Vamos então ao menu e deixemo-nos viajar nas águas calmas e rítmicas do rio de sonhos. A canoa é uma guitara rítmica, o remo o meu computador, o camandante de bordo a minha imaginação! Embarcamos assim:
1) Invocation - é o interlúdio. Um anúncio do nascimento de um bebé. Uma evocação aos ancestrais para que o acompanhem na viagem da vida cujas águas podem ser turbulentas caso o rio se farte. Um bom apreciador de música Afro-Jazz, da nossa música, com influências globais, percebe logo no “intro” que vai embarcar num viagem de sonhos rítmicos.
2) Va Jula Kutsaka (querem festejar) - faz o segundo número. A chegada de um bebé é motivo de alegria e de festa (de celebração). Ainda que as condições da vida possam ser adversas para que se celebre a nova visita anúncia a esperança e deve ser celebrada com alegria.

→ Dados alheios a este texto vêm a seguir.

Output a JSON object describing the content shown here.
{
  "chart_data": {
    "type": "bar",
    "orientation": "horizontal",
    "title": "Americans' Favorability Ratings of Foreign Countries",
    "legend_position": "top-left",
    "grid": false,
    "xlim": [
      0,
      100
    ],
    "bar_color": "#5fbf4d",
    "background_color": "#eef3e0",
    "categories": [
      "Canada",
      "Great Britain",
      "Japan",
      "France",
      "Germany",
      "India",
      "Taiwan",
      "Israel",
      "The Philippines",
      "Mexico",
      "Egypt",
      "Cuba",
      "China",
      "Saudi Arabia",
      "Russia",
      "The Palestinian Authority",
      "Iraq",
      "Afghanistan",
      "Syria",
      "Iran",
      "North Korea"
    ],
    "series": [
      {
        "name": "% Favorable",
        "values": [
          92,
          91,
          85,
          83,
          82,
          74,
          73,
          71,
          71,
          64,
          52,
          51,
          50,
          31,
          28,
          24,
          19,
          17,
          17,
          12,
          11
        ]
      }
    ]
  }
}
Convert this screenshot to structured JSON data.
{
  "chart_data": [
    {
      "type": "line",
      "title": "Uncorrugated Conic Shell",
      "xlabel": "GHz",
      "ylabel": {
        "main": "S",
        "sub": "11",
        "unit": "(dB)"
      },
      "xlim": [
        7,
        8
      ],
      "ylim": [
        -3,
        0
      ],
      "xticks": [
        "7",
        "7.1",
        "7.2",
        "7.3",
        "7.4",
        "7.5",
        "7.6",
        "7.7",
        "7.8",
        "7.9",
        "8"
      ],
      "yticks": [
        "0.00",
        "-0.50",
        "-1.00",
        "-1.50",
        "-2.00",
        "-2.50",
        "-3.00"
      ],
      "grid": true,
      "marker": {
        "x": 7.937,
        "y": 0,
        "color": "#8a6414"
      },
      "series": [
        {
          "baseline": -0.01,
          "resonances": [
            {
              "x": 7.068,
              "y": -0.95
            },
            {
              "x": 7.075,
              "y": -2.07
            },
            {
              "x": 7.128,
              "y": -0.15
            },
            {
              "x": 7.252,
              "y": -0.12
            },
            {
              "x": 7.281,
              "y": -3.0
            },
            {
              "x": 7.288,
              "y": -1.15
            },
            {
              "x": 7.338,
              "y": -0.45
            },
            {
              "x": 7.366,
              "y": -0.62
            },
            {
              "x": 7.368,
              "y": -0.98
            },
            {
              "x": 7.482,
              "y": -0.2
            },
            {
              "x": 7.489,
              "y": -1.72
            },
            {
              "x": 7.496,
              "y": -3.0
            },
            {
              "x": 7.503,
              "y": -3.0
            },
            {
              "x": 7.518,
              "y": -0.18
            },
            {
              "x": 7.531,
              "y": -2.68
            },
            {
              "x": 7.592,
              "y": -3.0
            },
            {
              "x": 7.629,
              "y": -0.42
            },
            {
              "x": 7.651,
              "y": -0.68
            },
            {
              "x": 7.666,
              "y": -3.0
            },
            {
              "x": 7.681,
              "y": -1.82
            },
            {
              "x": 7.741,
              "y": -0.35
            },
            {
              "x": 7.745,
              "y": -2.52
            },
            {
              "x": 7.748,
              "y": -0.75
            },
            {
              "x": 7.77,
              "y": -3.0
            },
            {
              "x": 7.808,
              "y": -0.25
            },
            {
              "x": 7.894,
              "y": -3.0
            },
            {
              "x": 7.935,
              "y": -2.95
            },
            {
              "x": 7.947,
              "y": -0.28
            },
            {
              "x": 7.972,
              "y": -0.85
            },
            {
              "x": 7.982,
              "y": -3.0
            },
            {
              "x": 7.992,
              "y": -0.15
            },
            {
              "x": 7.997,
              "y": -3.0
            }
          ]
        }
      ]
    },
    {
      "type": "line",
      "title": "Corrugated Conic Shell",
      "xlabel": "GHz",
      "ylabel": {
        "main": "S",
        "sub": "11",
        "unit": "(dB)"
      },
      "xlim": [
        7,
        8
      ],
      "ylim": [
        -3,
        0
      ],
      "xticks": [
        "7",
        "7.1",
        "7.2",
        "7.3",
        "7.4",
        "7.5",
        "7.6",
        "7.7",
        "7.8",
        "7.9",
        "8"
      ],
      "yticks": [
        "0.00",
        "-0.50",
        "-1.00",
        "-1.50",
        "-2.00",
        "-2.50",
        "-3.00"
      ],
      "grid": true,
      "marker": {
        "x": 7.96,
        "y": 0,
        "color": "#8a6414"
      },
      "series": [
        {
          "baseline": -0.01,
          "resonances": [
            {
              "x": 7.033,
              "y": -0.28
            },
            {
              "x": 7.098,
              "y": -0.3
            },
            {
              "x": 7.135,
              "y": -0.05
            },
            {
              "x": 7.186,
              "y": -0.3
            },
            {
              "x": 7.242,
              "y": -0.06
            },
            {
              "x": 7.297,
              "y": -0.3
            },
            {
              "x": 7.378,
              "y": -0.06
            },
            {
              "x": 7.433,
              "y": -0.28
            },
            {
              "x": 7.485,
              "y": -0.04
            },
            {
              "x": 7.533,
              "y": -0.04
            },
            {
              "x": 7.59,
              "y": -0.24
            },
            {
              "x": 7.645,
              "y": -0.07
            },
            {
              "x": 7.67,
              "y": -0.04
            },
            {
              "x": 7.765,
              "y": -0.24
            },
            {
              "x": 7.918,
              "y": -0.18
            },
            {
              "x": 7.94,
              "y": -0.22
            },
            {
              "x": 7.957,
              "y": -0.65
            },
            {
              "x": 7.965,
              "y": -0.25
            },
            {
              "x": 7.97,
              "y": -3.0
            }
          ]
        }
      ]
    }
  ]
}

Ninguém melhor que as crianças querem ser alegres, mas com o rio de sonhos essa possibilidade é democraticamente destribuida pelas gerações.
3) Tsepo Baya Bayo - aqui o rio aconselha às mulheres. É o terceiro número. Uma ou duas desilusões amorosa(s) podem ser o caminho para encontrar o verdadeiro príncipe encantado. Eish, precisa tanto? “We le le le leh...“Inga vona a vafana va tsimbelaka a nyangane” ...! Hummm, só escutando mesmo. Há coisas indiscritíveis, coisas que se perdem nas palavras ou palavras que se perdem nas coisas. Como posso descrever-vos os sons de um saxofone, soprado na companhia rítmica de um solo, ah e a conga tamborilando com os gritos de Xixel Langa (filha de peixe...) que deu um gostinho da sua extraordinária voz?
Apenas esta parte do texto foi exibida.